I think parent's point was: a $5 fine for the first time anyone ever parks in a fire lane would be reasonable (not the first ever parking ticket, but the first of that particular type). It may have been obvious already that it's wrong, but now it's been tested in the courts the precendent is much stronger. So long as fines for things violating obvious legal precendent are closer to that $500 mark then that would be enough to stop further offenses (by original party and others).

Like the parent comment, I'm not saying I agree or that this represents the actual situation here.

[samizdis]

> [0] - Can't find it now :(.

Was it this comment?

https://news.ycombinator.com/item?id=26832852

[throw14082020]

If the fine was $1.7-3.4B, you can expect facebook to spend $1.6999-3.3999B on undoing that (or have already spent preventing that, e.g. front pages on newspapers for Apple's ATT feature in iOS 14.5). Looking at a forces perspective, facebook has more weight/ incentive behind it because they stand to lose a lot of money, Zuckerberg will be managing the situation. Governments works with none of these pressures or systems. Yesterday, I got back a complaint I submitted to the ICO (information commissioners office) in February 2021, asking for more information/ data. Responding to my complaint in that quality should've only taken less than 5 minutes.

[vidarh]

The courts are not going to push up towards the upper limit of that unless someone does something extremely shockingly bad, because otherwise they have no room for a graduated response if something worse comes along.

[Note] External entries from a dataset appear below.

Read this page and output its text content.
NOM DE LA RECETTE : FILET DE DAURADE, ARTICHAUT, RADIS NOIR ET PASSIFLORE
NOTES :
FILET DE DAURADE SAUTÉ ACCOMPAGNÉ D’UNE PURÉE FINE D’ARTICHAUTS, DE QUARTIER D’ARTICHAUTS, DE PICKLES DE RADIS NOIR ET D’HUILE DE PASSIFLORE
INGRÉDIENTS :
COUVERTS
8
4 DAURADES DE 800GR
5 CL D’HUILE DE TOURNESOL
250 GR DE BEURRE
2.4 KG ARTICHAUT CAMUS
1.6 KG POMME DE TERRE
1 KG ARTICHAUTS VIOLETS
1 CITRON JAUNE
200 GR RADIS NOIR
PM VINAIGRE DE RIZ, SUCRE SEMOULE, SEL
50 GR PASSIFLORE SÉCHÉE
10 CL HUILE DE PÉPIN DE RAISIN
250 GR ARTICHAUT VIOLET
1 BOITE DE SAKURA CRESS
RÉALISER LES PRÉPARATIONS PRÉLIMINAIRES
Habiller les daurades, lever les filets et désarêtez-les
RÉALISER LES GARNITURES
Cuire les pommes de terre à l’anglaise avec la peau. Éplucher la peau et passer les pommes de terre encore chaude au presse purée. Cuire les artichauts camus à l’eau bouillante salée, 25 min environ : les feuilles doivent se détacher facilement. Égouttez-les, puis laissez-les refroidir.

It'll take time - if politicians see the fines that get applied are too modest, hopefully there will be steps taken to firm up the criteria or increase the amounts.

[viraptor]

Almost no organisation / judge / regulator / ... will hit someone with the full fine immediately. This is an incentive to comply not an attempt at killing the company. It seems to work since I haven't heard of gdpr ruling being repeated for the same offence so far. I expect the fine would just go up.

[pmiller2]

Taking away a few percent of a company's profit, while still leaving a quite substantial profit margin is not "killing the company." There needs to be some teeth behind these fines to make companies respect them. You may not have heard of repeat fines for the same offense, but all that shows is that they fix things after they're pointed out. Wouldn't it be better if they thought about how they're handling peoples' data before they got caught doing it wrong?

Somebody needs to be made an example of, and a company like Facebook that not only can absorb the hit but is not well known for respecting peoples' privacy is a great target, IMO.

[concerned_user]

Are you sure you can apply it like that? My understanding is that there is no Facebook Global that you can fine citing these revenues but some local braanch Facebook CountryName will get the fine with only local revenue. Therefore expecting fines of 1.7-3.4B is somewhat unrealistic I beleive.

[pmiller2]

I'm sure they report their revenue like that, so, yeah, probably?